The objective of the Ministry of Tourism’s “Dekho Apna Desh” webinar series is to create awareness about and promote various tourism destinations of India – including the lesser-known destinations and lesser-known facets of popular destinations.
The presentation started with Gandhiji’s attire of three-piece suit when he was a lawyer in South Africa.
When he returned to India in 1915, he started donning typical Gujarati attire.
Though Rabindranath Tagore hailed him as a ‘Mahatma’ in 1915, it was Madurai (famed for its temples and the cotton Sungudi sarees) that made Gandhi into a Mahatma, in the full sense of the term.
For, it was here that he discarded the western clothing, and donned the khadi, which remained his signature look, till his death.
On his second visit to Madurai in September 1921, Gandhi stayed in the West Masi Street and when he saw the daily wage labourers going to work without a shirt he was deeply moved by their plight, he removed his attire and adorned the four-metre Khadi dhoti.
An interesting anecdote is a reluctant invite to afternoon tea at Buckingham Palace by King George V to Gandhi and all Indian delegates to the Round Table Conference; reluctant, because Gandhi’s poor man’s dress was simply against the court etiquette.
But Gandhi was also equally adamantly pre-announcing that he would not re-clothe even to meet the King.
His stand was simple that the Indian poor were still naked because of Britain.
Later, when asked if he was not wearing enough clothes to meet the King, Gandhiji is reported to have famously remarked, “The king had enough on for both of us”.
In 1918, Mahatma Gandhi started his movement for Khadi as a relief programme for the poor masses living in India’s villages.
Spinning and weaving were elevated to an ideology for self-reliance and self-government.
Gandhi saw it as the end of dependency on foreign materials and thus giving a first lesson or real independence.
Raw materials at that time were entirely exported to England and then re-imported as costly finished cloth, depriving the local population of work and profits on it.
It was for economic, cultural and social reasons and not merely political that Gandhi established the Khadi Movement.
In 1934-35, he expanded the idea from helping the poor individual to the self-reliance of whole villages.
In 1942-43 he had sessions with workers groups and village organizers to re-organize the whole programme on a bigger country-wide scale. Thus, Khadi became not merely a piece of cloth but a way of life.
Sabarmati Ashram and Khadi
The birth of khadi as a symbol of India’s freedom struggle took place at Sabarmati Ashram.
One of the objects of the Ashram was that all inmates should wear hand-woven cloth made from Indian yarn.
The question was how to make the hand-spun yarn. The spinning wheel was not available nor was there any person who could teach spinning.
Gangaben Majumdar, whom Gandhiji met at the Broach Educational Conference and expressed the difficulty that the Ashram was facing, solved the problem.

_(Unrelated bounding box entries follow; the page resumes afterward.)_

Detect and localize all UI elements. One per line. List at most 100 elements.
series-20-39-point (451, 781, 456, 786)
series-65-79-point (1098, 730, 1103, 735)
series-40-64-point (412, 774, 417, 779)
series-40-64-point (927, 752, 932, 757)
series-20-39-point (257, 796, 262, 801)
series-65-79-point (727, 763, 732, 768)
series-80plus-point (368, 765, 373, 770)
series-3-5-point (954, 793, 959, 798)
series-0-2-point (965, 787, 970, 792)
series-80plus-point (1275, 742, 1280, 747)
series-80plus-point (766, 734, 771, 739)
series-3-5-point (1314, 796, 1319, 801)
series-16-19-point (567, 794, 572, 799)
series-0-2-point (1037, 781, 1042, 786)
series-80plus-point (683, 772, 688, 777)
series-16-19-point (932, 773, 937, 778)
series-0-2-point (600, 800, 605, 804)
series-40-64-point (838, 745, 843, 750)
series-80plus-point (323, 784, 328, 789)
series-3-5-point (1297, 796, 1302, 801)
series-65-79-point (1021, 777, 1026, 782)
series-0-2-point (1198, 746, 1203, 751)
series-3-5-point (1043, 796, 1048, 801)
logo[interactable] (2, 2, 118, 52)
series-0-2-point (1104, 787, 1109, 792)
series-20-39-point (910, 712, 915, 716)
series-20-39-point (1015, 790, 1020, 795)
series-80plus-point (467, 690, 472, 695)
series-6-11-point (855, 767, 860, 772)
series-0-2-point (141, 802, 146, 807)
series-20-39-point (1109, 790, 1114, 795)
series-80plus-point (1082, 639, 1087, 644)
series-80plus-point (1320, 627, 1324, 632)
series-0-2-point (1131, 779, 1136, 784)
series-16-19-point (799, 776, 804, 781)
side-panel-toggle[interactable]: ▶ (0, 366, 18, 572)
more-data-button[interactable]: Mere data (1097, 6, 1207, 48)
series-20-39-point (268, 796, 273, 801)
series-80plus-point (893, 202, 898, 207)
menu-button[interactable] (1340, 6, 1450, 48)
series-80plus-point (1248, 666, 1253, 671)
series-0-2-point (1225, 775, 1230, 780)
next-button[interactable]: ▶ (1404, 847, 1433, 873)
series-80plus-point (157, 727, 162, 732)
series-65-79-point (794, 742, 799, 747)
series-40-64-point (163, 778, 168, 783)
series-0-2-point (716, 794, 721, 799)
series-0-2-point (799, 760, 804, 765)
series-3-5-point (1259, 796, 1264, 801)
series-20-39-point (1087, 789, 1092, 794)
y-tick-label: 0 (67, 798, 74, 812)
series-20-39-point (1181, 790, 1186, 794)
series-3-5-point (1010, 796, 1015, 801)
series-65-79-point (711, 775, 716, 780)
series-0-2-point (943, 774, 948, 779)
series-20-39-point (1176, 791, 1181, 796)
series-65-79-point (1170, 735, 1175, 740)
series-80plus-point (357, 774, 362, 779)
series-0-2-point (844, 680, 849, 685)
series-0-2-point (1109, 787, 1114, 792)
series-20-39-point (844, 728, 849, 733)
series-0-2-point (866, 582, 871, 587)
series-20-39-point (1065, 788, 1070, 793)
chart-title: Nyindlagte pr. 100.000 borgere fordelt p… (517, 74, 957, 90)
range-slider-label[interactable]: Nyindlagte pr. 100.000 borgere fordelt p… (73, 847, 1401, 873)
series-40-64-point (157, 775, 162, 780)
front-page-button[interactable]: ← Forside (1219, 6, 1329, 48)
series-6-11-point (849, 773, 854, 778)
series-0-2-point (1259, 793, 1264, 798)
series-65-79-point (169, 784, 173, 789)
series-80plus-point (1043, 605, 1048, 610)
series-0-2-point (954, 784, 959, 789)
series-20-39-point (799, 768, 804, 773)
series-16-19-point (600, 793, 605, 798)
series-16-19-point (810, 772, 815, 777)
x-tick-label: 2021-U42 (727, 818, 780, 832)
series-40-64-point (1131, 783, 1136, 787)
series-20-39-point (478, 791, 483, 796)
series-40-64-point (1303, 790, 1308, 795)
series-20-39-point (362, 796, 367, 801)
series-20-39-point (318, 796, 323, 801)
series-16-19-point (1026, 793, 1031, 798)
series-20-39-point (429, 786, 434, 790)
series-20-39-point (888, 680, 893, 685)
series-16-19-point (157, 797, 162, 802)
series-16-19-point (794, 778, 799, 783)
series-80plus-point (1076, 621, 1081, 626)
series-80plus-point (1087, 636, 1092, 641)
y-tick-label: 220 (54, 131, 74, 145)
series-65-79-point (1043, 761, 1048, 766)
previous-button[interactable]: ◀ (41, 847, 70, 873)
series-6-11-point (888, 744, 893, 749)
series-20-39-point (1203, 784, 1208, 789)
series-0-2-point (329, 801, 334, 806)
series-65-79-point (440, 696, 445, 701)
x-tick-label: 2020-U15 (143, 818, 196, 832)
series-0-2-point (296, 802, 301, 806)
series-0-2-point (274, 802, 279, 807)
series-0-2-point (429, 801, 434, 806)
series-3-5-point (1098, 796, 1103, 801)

She found the spinning wheel for Gandhiji in Vijapur in Baroda State. Thus, the spinning wheel came to the Ashram and the production of khadi began.

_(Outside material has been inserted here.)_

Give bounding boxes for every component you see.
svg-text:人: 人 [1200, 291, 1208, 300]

Dharwad is the only place in Karnataka where coloured cotton is grown.
After his death, when the Centre decided to establish a museum in memory of Gandhi, Jawaharlal Nehru, the country’s first Prime Minister after Independence, suggested the name of Madurai.
Accordingly, the palace of Rani Mangammal was selected and construction work was undertaken to convert the complex into a museum.
When Gandhi visited Madurai in 1946, the British government operated a special train for him and he travelled all alone in the train.
Gandhi Smriti and Darshan Samiti
Gandhi Smriti and Darshan Samiti (GSDS) was formed in September 1984 by the merger of Gandhi Darshan at Rajghat and Gandhi Smriti, at 5, Tees January Marg as an autonomous body, and is functioning under the constructive advice and financial support from the Ministry of Culture.
The Prime Minister of India is its Chairperson and it has a nominated body of senior Gandhians and representatives of various government departments to guide it in its activities.
The basic aim and objective of the Samiti are to propagate the life, mission and thought of Mahatma Gandhi through various socio-educational and cultural programmes.
Gandhi Smriti, housed in the Old Birla House on 5, Tees January Marg, New Delhi, is the sacred place where Mahatma Gandhi’s epic Life ended on 30 January 1948.
Mahatma Gandhi had lived in this house on September 9, 1947, to January 30, 1948.
Gandhi Darshan, the second campus, is situated adjacent to the Mahatma Gandhi Samadhi at Rajghat.
It came into existence in 169 to mark the centenary of Mahatma Gandhi.